А все же несколько раз, трижды или четырежды в месяц, в этом он был уверен, ему снился один и тот же сон, он вечно давал себе слово утром записать его, но так и не собрался… Он будто плыл в плоскодонной лодке, грести было трудно — весла слишком длинные и тяжелые, а вокруг простирался ландшафт, который он и проснувшись, и даже спустя долгое время помнил во всех подробностях, хотя наяву в своей взрослой жизни никогда его не видел: чередование зеленоватых лагун и холмов в голубых и сиреневых тонах, как на картинах старых итальянских мастеров.
Всякий раз, когда этот сон возникал снова, он узнавал местность и испытывал то особое удовлетворение, которое человек чувствует, возвращаясь в родные края.
Только сопрячь все это с поездом, с Жюли никак не возможно. Но он не терял хладнокровия. Он размышлял. Речь шла о сцене, которая являлась ему часто, хоть и в исполнении других актеров, — сцене, которую он, должно быть, так страстно желал пережить, что теперь…
Эта манера оглядываться на купе, это удовлетворение, согревавшее душу всякий раз, когда он убеждался, что его спутница задремала…
А ее вопрошающий жест, когда она вскидывала голову, услышав, что поезд шумно тормозит у платформы более значительного вокзала и орда новых пассажиров штурмует вагон, — жест, означающий: «Где мы?»
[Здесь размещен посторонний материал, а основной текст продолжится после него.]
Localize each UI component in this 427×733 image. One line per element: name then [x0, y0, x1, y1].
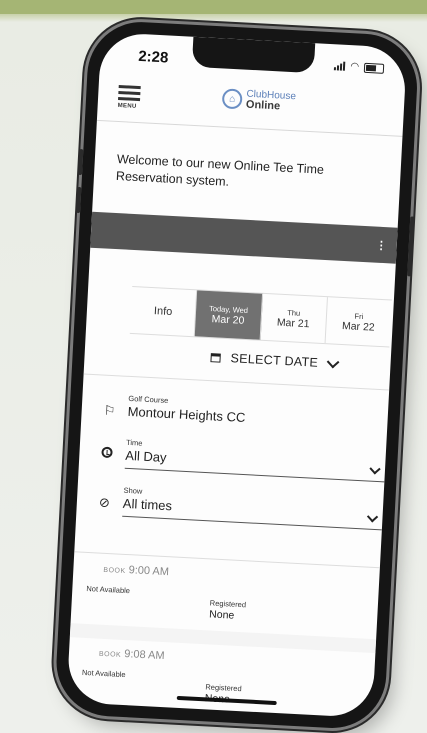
status-icons: ◠: [334, 60, 385, 74]
registered-label: Registered: [209, 598, 247, 610]
registered-label: Registered: [205, 682, 242, 694]
chevron-down-icon: [369, 463, 381, 475]
tab-thu[interactable]: Thu Mar 21: [260, 293, 328, 344]
phone-screen: 2:28 ◠ MENU ⌂ ClubHouse Online Welcome t…: [66, 31, 408, 719]
volume-down-button: [76, 186, 82, 214]
tab-today[interactable]: Today, Wed Mar 20: [194, 290, 263, 340]
availability-status: Not Available: [81, 667, 126, 680]
availability-status: Not Available: [86, 583, 131, 596]
menu-label: MENU: [117, 102, 137, 110]
volume-up-button: [78, 148, 84, 176]
golf-course-field[interactable]: ⚐ Golf Course Montour Heights CC: [103, 393, 375, 425]
banner-bar: ⋮: [90, 211, 398, 264]
menu-button[interactable]: MENU: [117, 84, 141, 110]
signal-icon: [334, 61, 346, 71]
house-icon: ⌂: [221, 88, 243, 110]
show-select[interactable]: ⊘ Show All times: [99, 485, 382, 531]
power-button: [407, 216, 415, 277]
tee-time-row: BOOK 9:00 AM Not Available Registered Non…: [74, 561, 380, 622]
tab-info[interactable]: Info: [129, 286, 198, 337]
divider: [83, 373, 390, 391]
select-date-label: SELECT DATE: [230, 351, 319, 370]
tab-fri[interactable]: Fri Mar 22: [325, 297, 392, 346]
chevron-down-icon: [326, 355, 340, 368]
phone-frame: 2:28 ◠ MENU ⌂ ClubHouse Online Welcome t…: [53, 19, 420, 731]
chevron-down-icon: [366, 511, 379, 523]
battery-icon: [363, 62, 385, 74]
date-tabs: Info Today, Wed Mar 20 Thu Mar 21 Fri Ma…: [129, 285, 392, 348]
registered-value: None: [208, 608, 235, 622]
book-button[interactable]: BOOK 9:08 AM: [99, 647, 165, 662]
more-options-icon[interactable]: ⋮: [375, 239, 387, 253]
select-date-button[interactable]: SELECT DATE: [210, 350, 340, 371]
status-time: 2:28: [137, 47, 169, 67]
book-button[interactable]: BOOK 9:00 AM: [103, 563, 169, 578]
notch: [191, 36, 316, 74]
phone-scene: 2:28 ◠ MENU ⌂ ClubHouse Online Welcome t…: [0, 0, 427, 733]
calendar-icon: [210, 352, 221, 363]
flag-icon: ⚐: [103, 402, 116, 419]
clock-icon: [101, 446, 113, 459]
time-select[interactable]: Time All Day: [101, 437, 385, 483]
eye-slash-icon: ⊘: [98, 494, 111, 511]
app-header: MENU ⌂ ClubHouse Online: [96, 69, 406, 137]
welcome-message: Welcome to our new Online Tee Time Reser…: [115, 151, 325, 189]
wifi-icon: ◠: [350, 61, 360, 73]
clubhouse-logo: ⌂ ClubHouse Online: [221, 88, 296, 112]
Поскольку стеклянная дверь купе была закрыта, он отвечал, выделяя каждый звук, чтобы она могла прочесть по губам:
— Тулон!
На всякий случай повторил:
— Ту-лон… Ту-лон!
Она же, все равно не понимая, знаком предложила ему войти, указав на свободное место с ней рядом, он вошел, сел и сам услышал, как по-новому звучит его голос:
— Тулон.
Она достала из сумочки сигарету:
— Дай прикурить.
В первый раз обратилась к нему на «ты», ведь нет сомнения: для нее тоже это момент, уже когда-то пережитый.